La perception des sons non-natifs: une évaluation de la robustesse de l'entraînement auditif

par Gerda Melnik

Projet de thèse en Sciences cognitives

Sous la direction de Sharon Peperkamp.

Thèses en préparation à Paris Sciences et Lettres , dans le cadre de Cerveau, cognition, comportement , en partenariat avec LABORATOIRE DE SCIENCES COGNITIVES ET PSYCHOLINGUISTIQUE (laboratoire) et de Ecole normale supérieure (établissement de préparation de la thèse) depuis le 01-09-2016 .


  • Résumé

    L'apprentissage des langues étrangères à l'âge adulte est généralement associé à la difficulté de perception des contrastes phonologiques qui ne sont pas utilisés dans la langue maternelle de l'apprenant. De nombreuses études ont montré que les différentes techniques d'entraînement auditif peuvent réduire cette difficulté. Ce type d'entraînement a un effet positif à long terme qui ne se limite pas aux locuteurs et aux contextes phonétiques utilisés lors de l'entraînement. Néanmoins, la plupart de ces études portent sur l'apprentissage phonologique de bas niveau, et laissent de côté la question de savoir si l'effet de l'entraînement auditif est généralisable au traitement phonologique de haut niveau. L'objectif principal de ce projet est d'évaluer la robustesse de l'effet de l'entraînement auditif. Nous allons aborder trois aspects qui pourraient avoir un impact important sur l'efficacité de l'entraînement. Tout d'abord, le filtrage du bruit dans la perception de la parole non-native est plus difficile que celui de la parole native. Nous allons tester si l'entraînement auditif sur un contraste non-natif améliore la perception de ce contraste dans le bruit. En second lieu, la perception des sons de la parole est à la base de la reconnaissance des mots. Ainsi, nous allons examiner si les effets de l'entraînement pré-lexical peuvent être transférer au niveau post-lexical du traitement, à savoir à la reconnaissance des mots. Troisièmement, l'entraînement auditif n'est pas efficace de manière égale pour tous les individus. Nous allons donc étudier le rôle des différences individuelles des capacités cognitives (mémoire etc.) et de la motivation dans la réussite de l'entraînement.

  • Titre traduit

    Perception of non-native speech sounds: assessing the robustness of auditory training


  • Résumé

    Learning a foreign language in adulthood is generally associated with difficulties in perceiving phonological contrasts that are not used in the native language of the learner.

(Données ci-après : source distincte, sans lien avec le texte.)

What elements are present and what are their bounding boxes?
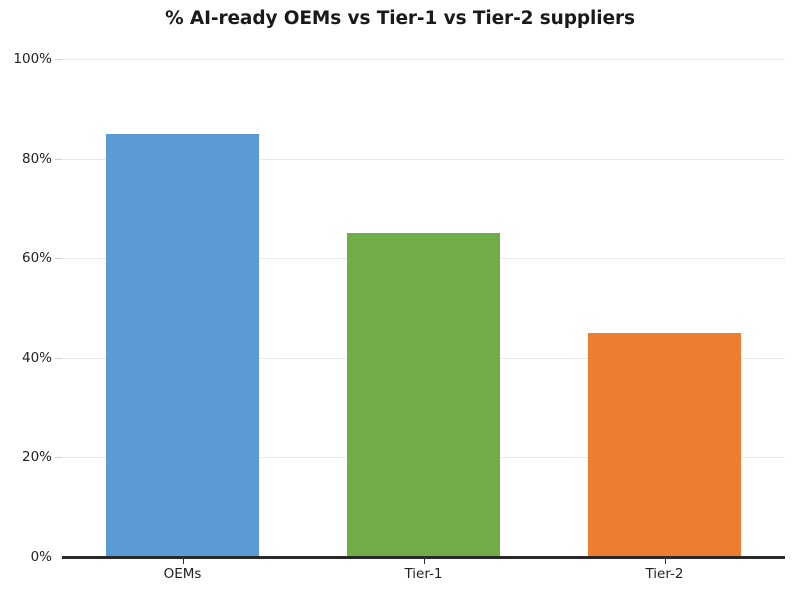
y-tick-label: 60% — [21, 250, 52, 267]
x-tick-label-tier-1: Tier-1 — [404, 566, 443, 582]
y-tick-mark — [55, 59, 62, 60]
x-tick-label-oems: OEMs — [163, 566, 202, 582]
x-axis-spine — [62, 556, 785, 559]
plot-area — [62, 59, 785, 557]
y-tick-mark — [55, 258, 62, 260]
y-tick-label: 20% — [21, 449, 52, 466]
bar-tier-1[interactable] — [346, 233, 501, 557]
y-tick-mark — [55, 357, 62, 359]
y-tick-label: 100% — [13, 51, 52, 67]
gridline-y — [62, 59, 785, 60]
y-tick-mark — [55, 158, 62, 160]
x-tick-label-tier-2: Tier-2 — [645, 566, 684, 582]
x-tick-mark — [423, 558, 425, 564]
y-tick-label: 80% — [21, 150, 52, 167]
bar-oems[interactable] — [105, 133, 260, 557]
bar-tier-2[interactable] — [587, 332, 742, 557]
y-tick-label: 40% — [21, 349, 52, 366]
y-tick-label: 0% — [30, 549, 52, 565]
x-tick-mark — [182, 558, 184, 564]
gridline-y — [62, 158, 785, 160]
x-tick-mark — [664, 558, 666, 564]
y-tick-mark — [55, 457, 62, 459]
chart-title: % AI-ready OEMs vs Tier-1 vs Tier-2 supp… — [165, 8, 635, 29]
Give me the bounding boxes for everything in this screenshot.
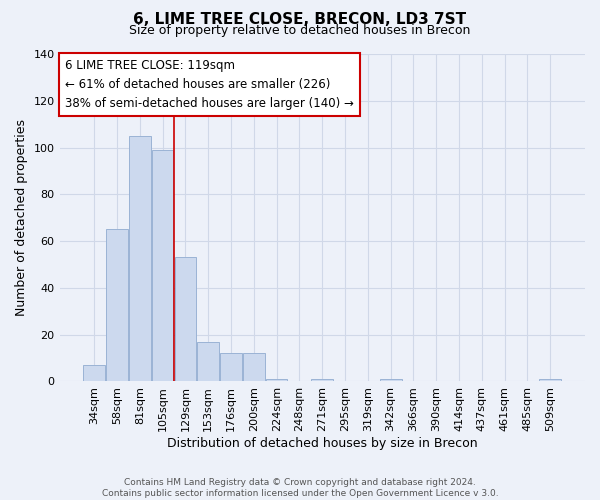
Y-axis label: Number of detached properties: Number of detached properties	[15, 119, 28, 316]
Bar	[129, 136, 151, 382]
Text: Contains HM Land Registry data © Crown copyright and database right 2024.
Contai: Contains HM Land Registry data © Crown c…	[101, 478, 499, 498]
Bar	[83, 365, 105, 382]
Bar	[220, 354, 242, 382]
Bar	[539, 379, 561, 382]
Bar	[197, 342, 219, 382]
Bar	[266, 379, 287, 382]
X-axis label: Distribution of detached houses by size in Brecon: Distribution of detached houses by size …	[167, 437, 478, 450]
Text: 6, LIME TREE CLOSE, BRECON, LD3 7ST: 6, LIME TREE CLOSE, BRECON, LD3 7ST	[133, 12, 467, 28]
Bar	[152, 150, 173, 382]
Text: 6 LIME TREE CLOSE: 119sqm
← 61% of detached houses are smaller (226)
38% of semi: 6 LIME TREE CLOSE: 119sqm ← 61% of detac…	[65, 59, 353, 110]
Bar	[311, 379, 333, 382]
Text: Size of property relative to detached houses in Brecon: Size of property relative to detached ho…	[130, 24, 470, 37]
Bar	[380, 379, 401, 382]
Bar	[175, 258, 196, 382]
Bar	[243, 354, 265, 382]
Bar	[106, 230, 128, 382]
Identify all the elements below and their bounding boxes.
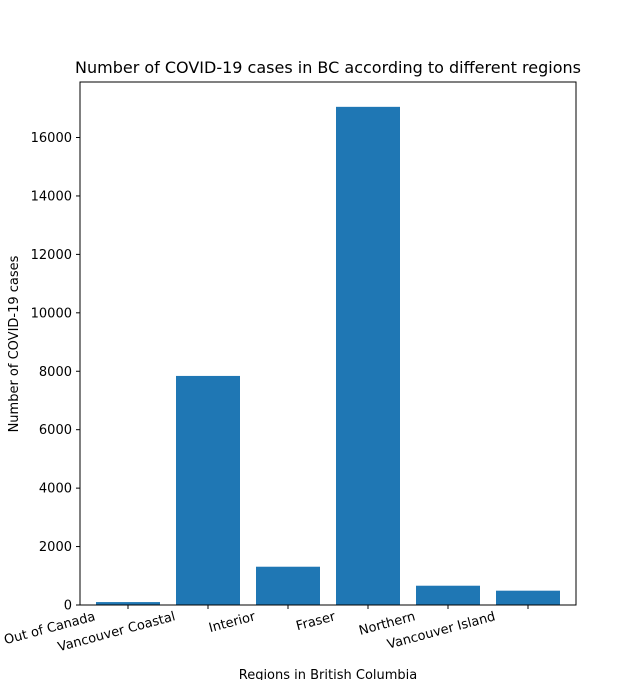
bar-out-of-canada: [96, 602, 160, 605]
y-tick-label: 4000: [39, 482, 72, 497]
x-axis-label: Regions in British Columbia: [239, 668, 418, 680]
x-tick-label: Interior: [207, 609, 257, 636]
x-tick-label: Fraser: [295, 609, 338, 634]
bar-fraser: [336, 106, 400, 605]
y-tick-label: 0: [64, 599, 72, 614]
bar-interior: [256, 566, 320, 605]
y-tick-label: 6000: [39, 423, 72, 438]
bar-vancouver-coastal: [176, 375, 240, 605]
y-tick-label: 8000: [39, 365, 72, 380]
y-tick-label: 2000: [39, 540, 72, 555]
y-tick-label: 16000: [31, 131, 72, 146]
chart-title: Number of COVID-19 cases in BC according…: [75, 58, 581, 77]
plot-frame: [79, 81, 577, 606]
plot-area: 0200040006000800010000120001400016000Out…: [3, 81, 577, 655]
y-tick-label: 10000: [31, 306, 72, 321]
y-axis-label: Number of COVID-19 cases: [7, 255, 22, 432]
y-tick-label: 14000: [31, 189, 72, 204]
bar-vancouver-island: [496, 590, 560, 605]
y-tick-label: 12000: [31, 248, 72, 263]
bar-northern: [416, 585, 480, 605]
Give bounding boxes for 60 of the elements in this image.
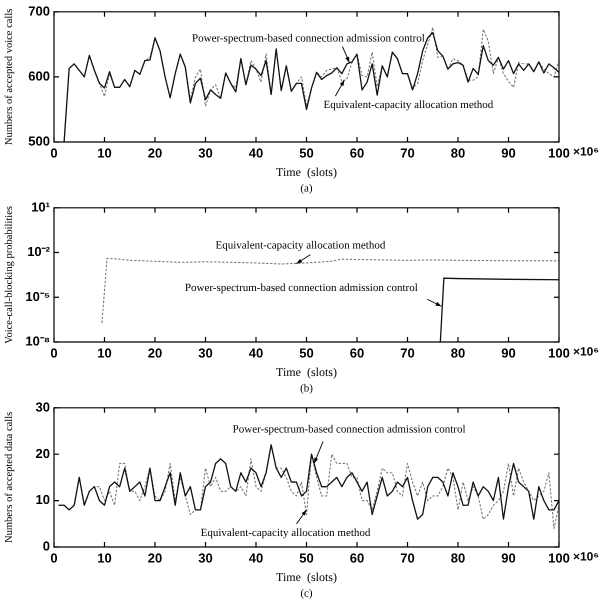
x-tick-label: 50: [299, 145, 314, 160]
x-tick-label: 70: [400, 550, 415, 566]
x-tick-label: 50: [299, 550, 314, 566]
y-tick-label: 700: [28, 3, 50, 18]
x-tick-label: 60: [350, 550, 364, 566]
x-tick-label: 10: [97, 145, 112, 160]
x-tick-label: 80: [450, 145, 466, 160]
x-tick-label: 30: [198, 345, 213, 360]
y-tick-label: 500: [28, 134, 50, 149]
text: (b): [300, 382, 314, 394]
x-tick-label: 50: [299, 345, 314, 360]
text: ×10⁶: [573, 344, 599, 358]
text: ×10⁶: [573, 144, 599, 158]
y-tick-label: 10⁻²: [27, 244, 51, 260]
y-axis-title: Numbers of accepted voice calls: [4, 8, 15, 146]
x-tick-label: 100: [548, 345, 570, 360]
x-axis-title: Time (slots): [276, 164, 337, 179]
x-tick-label: 100: [548, 145, 570, 160]
x-tick-label: 60: [350, 145, 364, 160]
x-axis-title: Time (slots): [276, 364, 337, 379]
annotation: Equivalent-capacity allocation method: [215, 240, 386, 252]
y-tick-label: 10¹: [31, 199, 50, 214]
x-tick-label: 20: [148, 145, 162, 160]
y-tick-label: 20: [36, 446, 50, 461]
y-tick-label: 10⁻⁸: [25, 334, 50, 349]
x-tick-label: 70: [400, 345, 415, 360]
y-tick-label: 10: [36, 492, 50, 508]
x-tick-label: 40: [248, 550, 264, 566]
annotation: Power-spectrum-based connection admission control: [192, 32, 425, 44]
x-tick-label: 80: [450, 345, 466, 360]
x-tick-label: 10: [97, 345, 112, 360]
y-tick-label: 600: [28, 68, 50, 84]
x-tick-label: 90: [501, 550, 516, 566]
x-tick-label: 100: [548, 550, 570, 566]
annotation: Equivalent-capacity allocation method: [323, 99, 494, 112]
annotation: Power-spectrum-based connection admission control: [184, 282, 418, 294]
text: ×10⁶: [573, 549, 599, 564]
y-tick-label: 0: [42, 538, 50, 554]
line-series: [101, 258, 559, 324]
x-tick-label: 20: [148, 345, 162, 360]
y-tick-label: 10⁻⁵: [25, 288, 50, 304]
x-tick-label: 40: [248, 145, 264, 160]
x-tick-label: 30: [198, 550, 213, 566]
x-tick-label: 20: [148, 550, 162, 566]
annotation: Equivalent-capacity allocation method: [200, 526, 371, 539]
y-tick-label: 30: [36, 399, 50, 414]
x-tick-label: 10: [97, 550, 112, 566]
y-axis-title: Numbers of accepted data calls: [4, 412, 15, 543]
x-tick-label: 90: [501, 145, 516, 160]
text: (c): [300, 587, 313, 600]
x-axis-title: Time (slots): [276, 570, 337, 584]
x-tick-label: 60: [350, 345, 364, 360]
x-tick-label: 90: [501, 345, 516, 360]
y-axis-title: Voice-call-blocking probabilities: [4, 206, 15, 344]
x-tick-label: 30: [198, 145, 213, 160]
x-tick-label: 40: [248, 345, 264, 360]
annotation: Power-spectrum-based connection admission control: [232, 423, 466, 436]
x-tick-label: 80: [450, 550, 466, 566]
text: (a): [300, 182, 313, 194]
x-tick-label: 70: [400, 145, 415, 160]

Much research has demonstrated that with training, this difficulty can be reduced. The benefit from training has been shown to be long-lasting and not limited to the speaker(s) and the phonetic contexts that were used for training. Nevertheless, most of these studies focussed on low-level phonological learning, leaving aside the question whether the effect of training is generalizable to higher-level phonological processing. The main goal of this project is to understand how robust the effect of training is. We will address three aspects that might have an important impact on the effectiveness of training. First, filtering out noise in foreign speech perception is harder than in native speech perception. We will test if auditory training on a non-native contrast improves the perception of this contrast in noise. Second, speech sound perception lies at the basis of word recognition. Thus, will investigate whether the effects of pre-lexical training are transferable to the post-lexical level of processing, namely, to word recognition. Third, training is not equally efficient for all individuals. We therefore will study the role of individual differences in cognitive skills (memory etc.) and motivation for a successful training.